Japan Under Abe's LDP and BOJ: Still Long Way to Recovery for Nikkei Average


From the global stock market top in late 2007 through the deep plunge in the fall of 2008 and the central-bank-induced recovery ever since, Japan's Nikkei Average lags badly. It still hasn't regained the minor peak in April 2010, when the average was above 11,000.

German DAX and US S&P500 are within 10% of all-time high, Hong Kong's Hang Seng Index and Singapore's Strait Times Index are within 20%.

Chart created using stockcharts.com's free chart tool (click to enlarge):


Now, the same indices from the global market bottom (except for Shanghai Composite, which bottomed in October 2008) of March 6, 2009. Nikkei's gain is less than 50%, while all the other indices have gained 95% (Hang Seng) to over 115% (S&P500). Strait Times Index and DAX have also gained more than 110%.

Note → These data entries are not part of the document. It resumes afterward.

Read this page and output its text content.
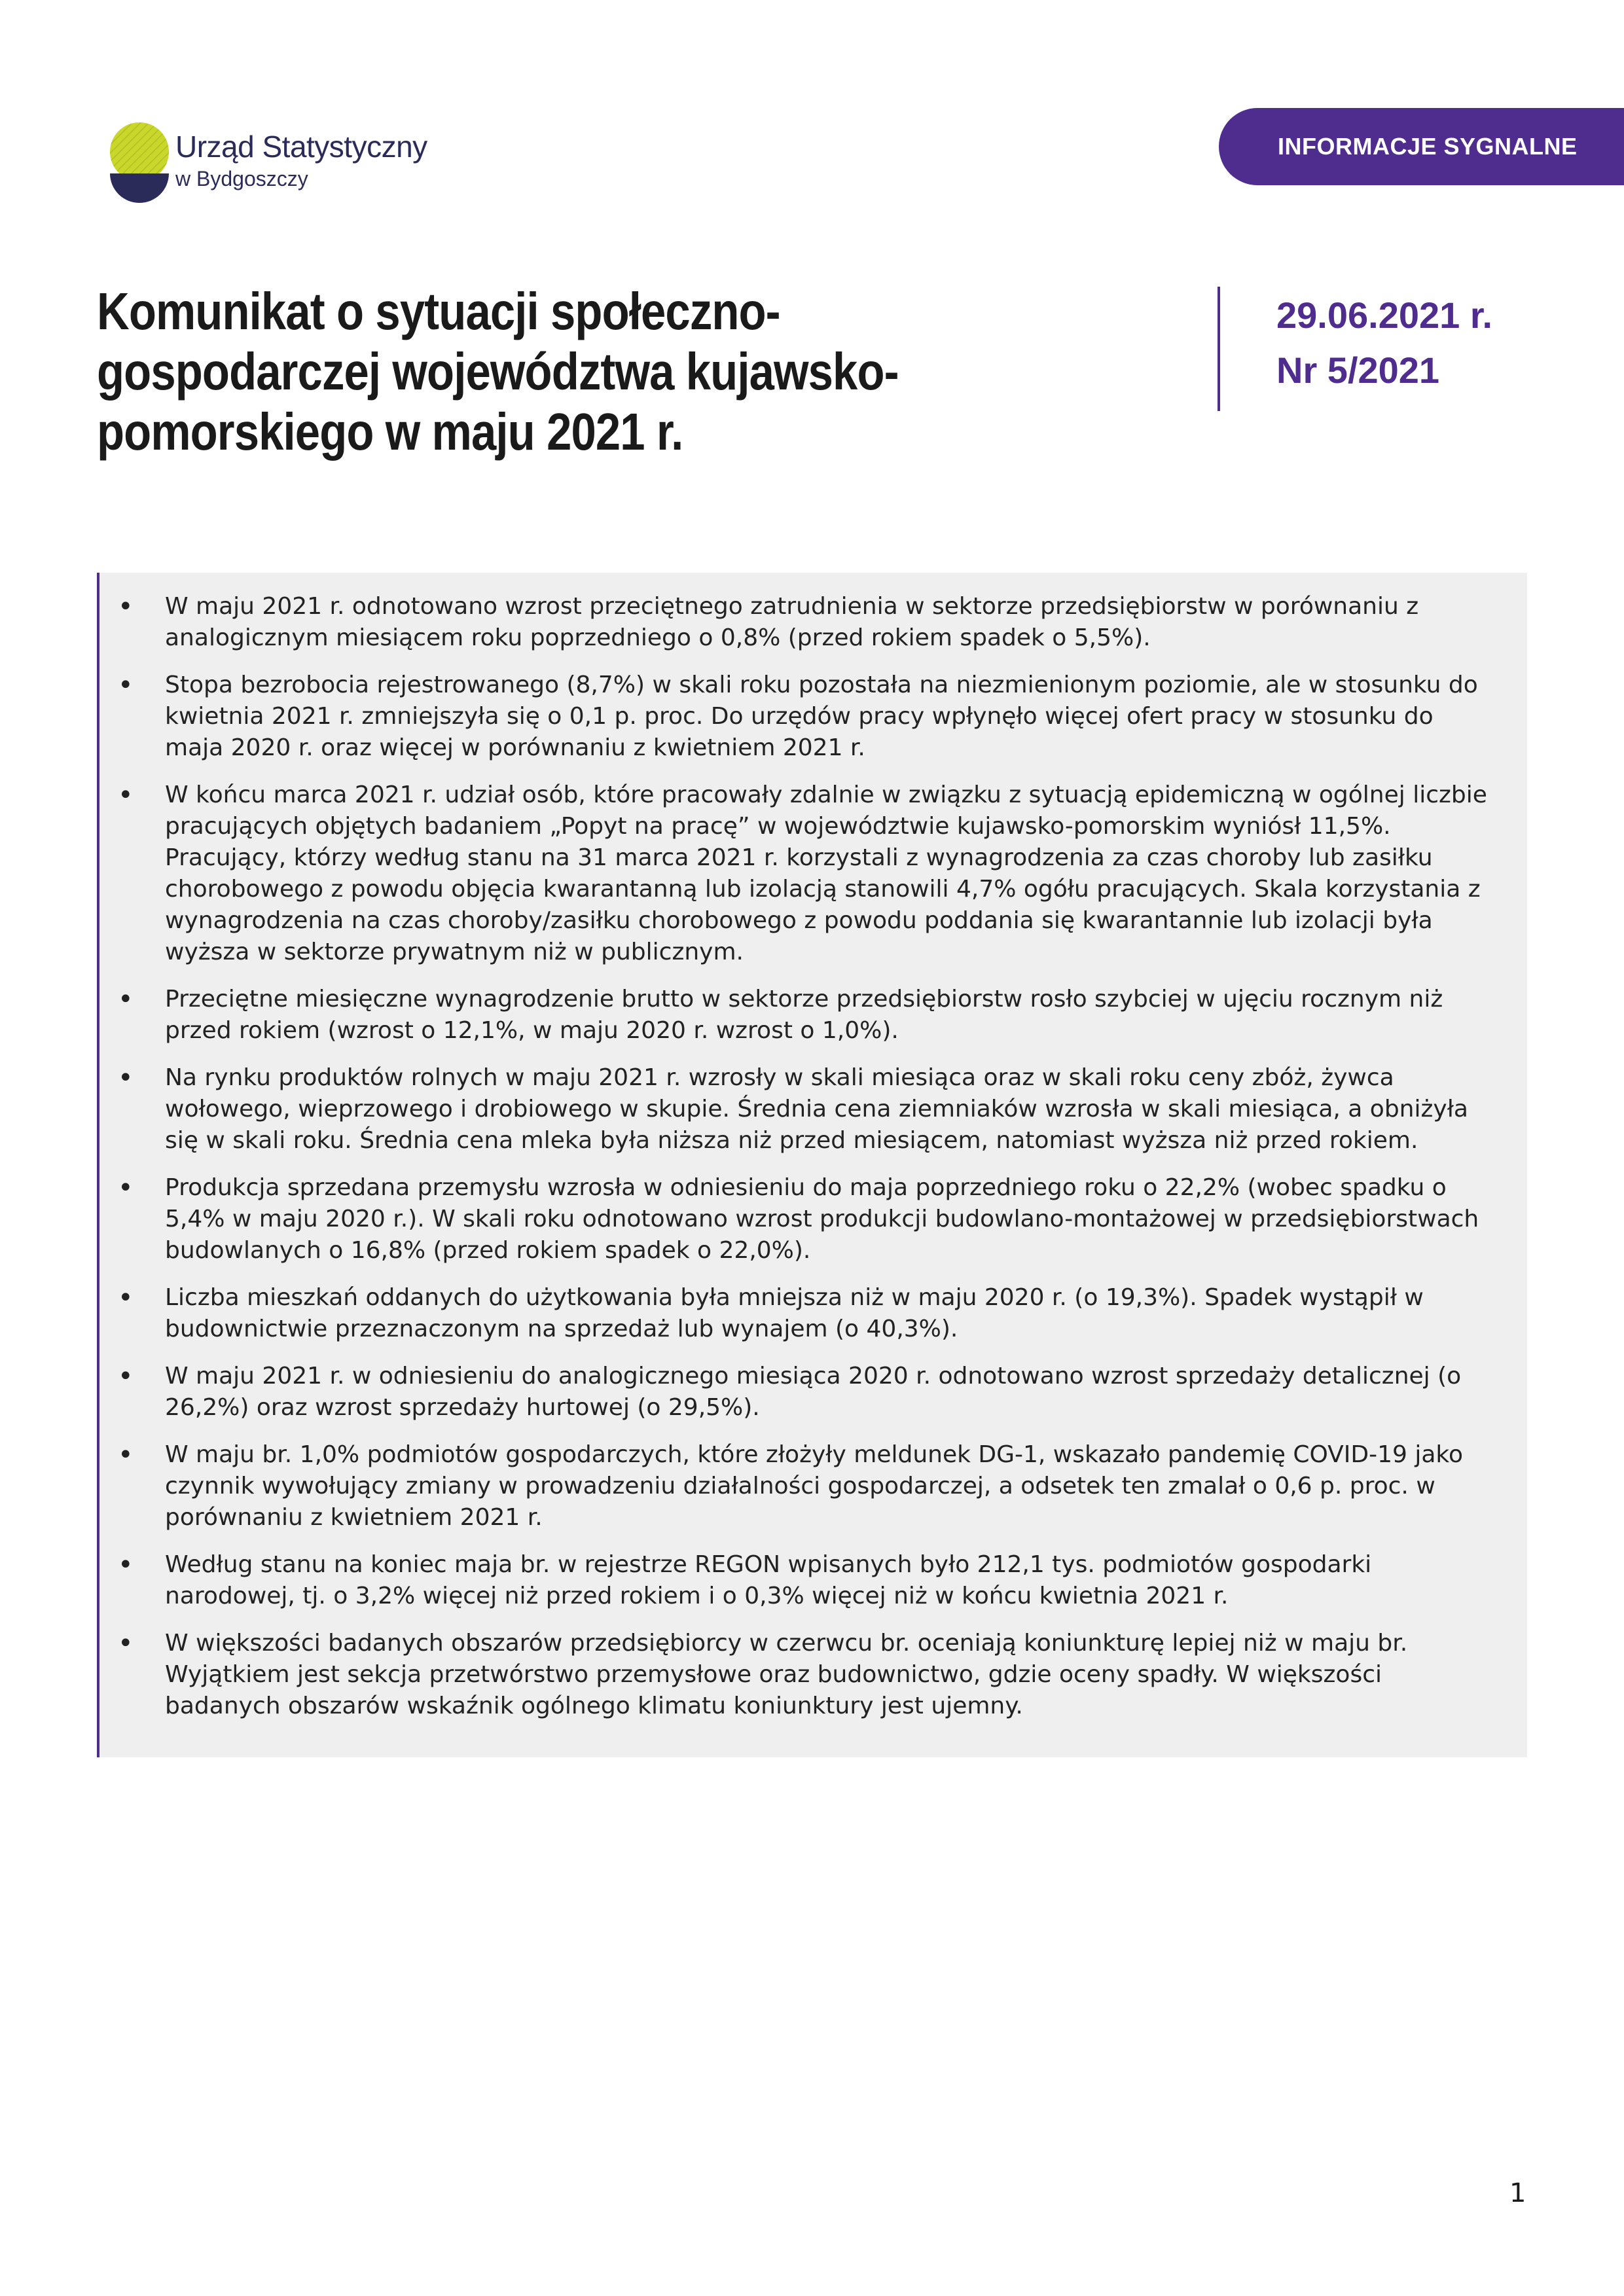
Urząd Statystyczny
w Bydgoszczy
INFORMACJE SYGNALNE
Komunikat o sytuacji społeczno-gospodarczej województwa kujawsko-pomorskiego w maju 2021 r.
29.06.2021 r.
Nr 5/2021
• W maju 2021 r. odnotowano wzrost przeciętnego zatrudnienia w sektorze przedsiębiorstw w porównaniu z analogicznym miesiącem roku poprzedniego o 0,8% (przed rokiem spadek o 5,5%).
• Stopa bezrobocia rejestrowanego (8,7%) w skali roku pozostała na niezmienionym poziomie, ale w stosunku do kwietnia 2021 r. zmniejszyła się o 0,1 p. proc. Do urzędów pracy wpłynęło więcej ofert pracy w stosunku do maja 2020 r. oraz więcej w porównaniu z kwietniem 2021 r.
• W końcu marca 2021 r. udział osób, które pracowały zdalnie w związku z sytuacją epidemiczną w ogólnej liczbie pracujących objętych badaniem „Popyt na pracę” w województwie kujawsko-pomorskim wyniósł 11,5%. Pracujący, którzy według stanu na 31 marca 2021 r. korzystali z wynagrodzenia za czas choroby lub zasiłku chorobowego z powodu objęcia kwarantanną lub izolacją stanowili 4,7% ogółu pracujących. Skala korzystania z wynagrodzenia na czas choroby/zasiłku chorobowego z powodu poddania się kwarantannie lub izolacji była wyższa w sektorze prywatnym niż w publicznym.
• Przeciętne miesięczne wynagrodzenie brutto w sektorze przedsiębiorstw rosło szybciej w ujęciu rocznym niż przed rokiem (wzrost o 12,1%, w maju 2020 r. wzrost o 1,0%).
• Na rynku produktów rolnych w maju 2021 r. wzrosły w skali miesiąca oraz w skali roku ceny zbóż, żywca wołowego, wieprzowego i drobiowego w skupie. Średnia cena ziemniaków wzrosła w skali miesiąca, a obniżyła się w skali roku. Średnia cena mleka była niższa niż przed miesiącem, natomiast wyższa niż przed rokiem.
• Produkcja sprzedana przemysłu wzrosła w odniesieniu do maja poprzedniego roku o 22,2% (wobec spadku o 5,4% w maju 2020 r.). W skali roku odnotowano wzrost produkcji budowlano-montażowej w przedsiębiorstwach budowlanych o 16,8% (przed rokiem spadek o 22,0%).
• Liczba mieszkań oddanych do użytkowania była mniejsza niż w maju 2020 r. (o 19,3%). Spadek wystąpił w budownictwie przeznaczonym na sprzedaż lub wynajem (o 40,3%).
• W maju 2021 r. w odniesieniu do analogicznego miesiąca 2020 r. odnotowano wzrost sprzedaży detalicznej (o 26,2%) oraz wzrost sprzedaży hurtowej (o 29,5%).
• W maju br. 1,0% podmiotów gospodarczych, które złożyły meldunek DG-1, wskazało pandemię COVID-19 jako czynnik wywołujący zmiany w prowadzeniu działalności gospodarczej, a odsetek ten zmalał o 0,6 p. proc. w porównaniu z kwietniem 2021 r.
• Według stanu na koniec maja br. w rejestrze REGON wpisanych było 212,1 tys. podmiotów gospodarki narodowej, tj. o 3,2% więcej niż przed rokiem i o 0,3% więcej niż w końcu kwietnia 2021 r.
• W większości badanych obszarów przedsiębiorcy w czerwcu br. oceniają koniunkturę lepiej niż w maju br. Wyjątkiem jest sekcja przetwórstwo przemysłowe oraz budownictwo, gdzie oceny spadły. W większości badanych obszarów wskaźnik ogólnego klimatu koniunktury jest ujemny.
1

Nikkei is down 220 points today, a clear disappointment that unlimited, open-ended quantitative easing doesn't start right away as Japanese yen was bought.

1 comments:

Anonymous said...

Abe probably had his botty smacked and was told what would happen if he continued to shake his rattle.

You can't flog a dead horse. Japan is dead. Divorced so far from the people of this country is it any wonder he doesnt have a clue?